The known consequences of the current fossil-based economy require a transition towards a bio-based economy. Development of biorefineries in which plant biomass can be utilized as a renewable source of energy and building blocks to produce both commodities and high-value products, is a key step in this transition. Lignocellulosic biomass has, however, evolved a highly complex architecture to be recalcitrant to degradation, and this represents a major challenge in its utilization. In nature, a wide variety of microorganisms has evolved to exploit lignocellulose as carbon source. They produce carbohydrate-active enzymes (CAZymes) to degrade lignocellulose polymers into components that can be utilized for their growth. CAZymes therefore represent powerful tools that could be utilized in industrial settings for the degradation of plant biomass.

 

In this thesis, I investigated different CAZymes belonging to relatively unexplored families. The aim was to expand our yet limited knowledge and to gain further insights into their physiological roles.
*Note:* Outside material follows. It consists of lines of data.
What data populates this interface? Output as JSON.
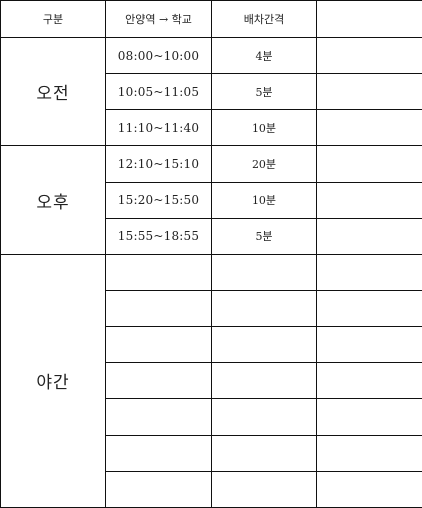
{
  "header": {
    "col0": "구분",
    "col1": "안양역 → 학교",
    "col2": "배차간격",
    "col3": ""
  },
  "periods": {
    "am": "오전",
    "pm": "오후",
    "night": "야간"
  },
  "rows": [
    {
      "time": "08:00~10:00",
      "interval": "4분",
      "extra": ""
    },
    {
      "time": "10:05~11:05",
      "interval": "5분",
      "extra": ""
    },
    {
      "time": "11:10~11:40",
      "interval": "10분",
      "extra": ""
    },
    {
      "time": "12:10~15:10",
      "interval": "20분",
      "extra": ""
    },
    {
      "time": "15:20~15:50",
      "interval": "10분",
      "extra": ""
    },
    {
      "time": "15:55~18:55",
      "interval": "5분",
      "extra": ""
    },
    {
      "time": "",
      "interval": "",
      "extra": ""
    },
    {
      "time": "",
      "interval": "",
      "extra": ""
    },
    {
      "time": "",
      "interval": "",
      "extra": ""
    },
    {
      "time": "",
      "interval": "",
      "extra": ""
    },
    {
      "time": "",
      "interval": "",
      "extra": ""
    },
    {
      "time": "",
      "interval": "",
      "extra": ""
    },
    {
      "time": "",
      "interval": "",
      "extra": ""
    }
  ]
}
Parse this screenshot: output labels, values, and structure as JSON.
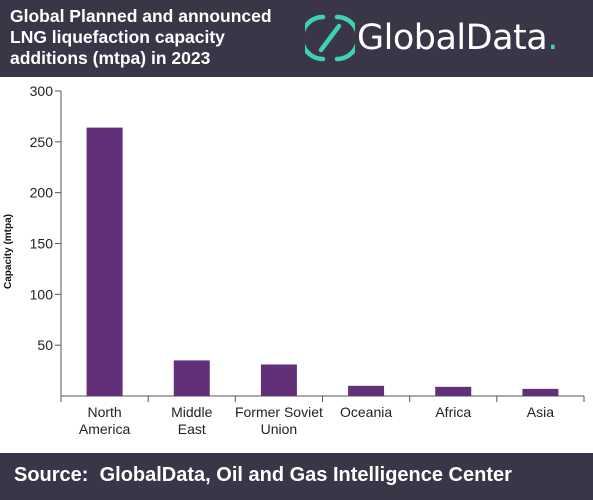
{
  "header": {
    "title_lines": [
      "Global Planned and announced",
      "LNG liquefaction capacity",
      "additions (mtpa) in 2023"
    ],
    "brand": "GlobalData",
    "brand_suffix": "."
  },
  "footer": {
    "source": "Source:  GlobalData, Oil and Gas Intelligence Center"
  },
  "colors": {
    "header_bg": "#3b3548",
    "bar": "#622f79",
    "brand_accent": "#3cd3b0",
    "axis": "#555555"
  },
  "chart_data": {
    "type": "bar",
    "categories": [
      [
        "North",
        "America"
      ],
      [
        "Middle",
        "East"
      ],
      [
        "Former Soviet",
        "Union"
      ],
      [
        "Oceania"
      ],
      [
        "Africa"
      ],
      [
        "Asia"
      ]
    ],
    "values": [
      264,
      35,
      31,
      10,
      9,
      7
    ],
    "ylabel": "Capacity (mtpa)",
    "ylim": [
      0,
      300
    ],
    "yticks": [
      50,
      100,
      150,
      200,
      250,
      300
    ],
    "grid": false,
    "legend": "none"
  }
}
Bacterial enzymes belonging to the carbohydrate esterase family 15 (CE15) were identified in putative pectin-targeting polysaccharide utilization loci (PULs) – clusters of co-regulated genes coding for proteins involved in the degradation of specific polysaccharide motifs. These CE15 enzymes showed comparable activities on model substrates mimicking pectin-esters and on canonical model substrates. This result led to study their activity also on extracted pectins and pectin-rich biomass, although no new activities were revealed. X-ray protein crystallography was used to obtain structures of PvCE15, also in complex with the sugar moiety of the model substrates, to gain insight into its likely specificity. A broader selection of CE15 enzymes of both fungal and bacterial origin was characterized on an additional, non-conventional, model substrate to define their substrate specificity in regards of the position of the ester substituents in the targeted bond. Furthermore, one of the first bacterial copper radical oxidases, belonging to an unexplored clade of the Auxiliary Activity family 5 (AA5), was heterologously produced and characterized on a wide range of alcohol substrates. Finally, I determined the structure of a previously characterized AA9 lytic polysaccharide monooxygenase with broad substrate specificity, indicating certain structural features as possible determinants of the described specificity.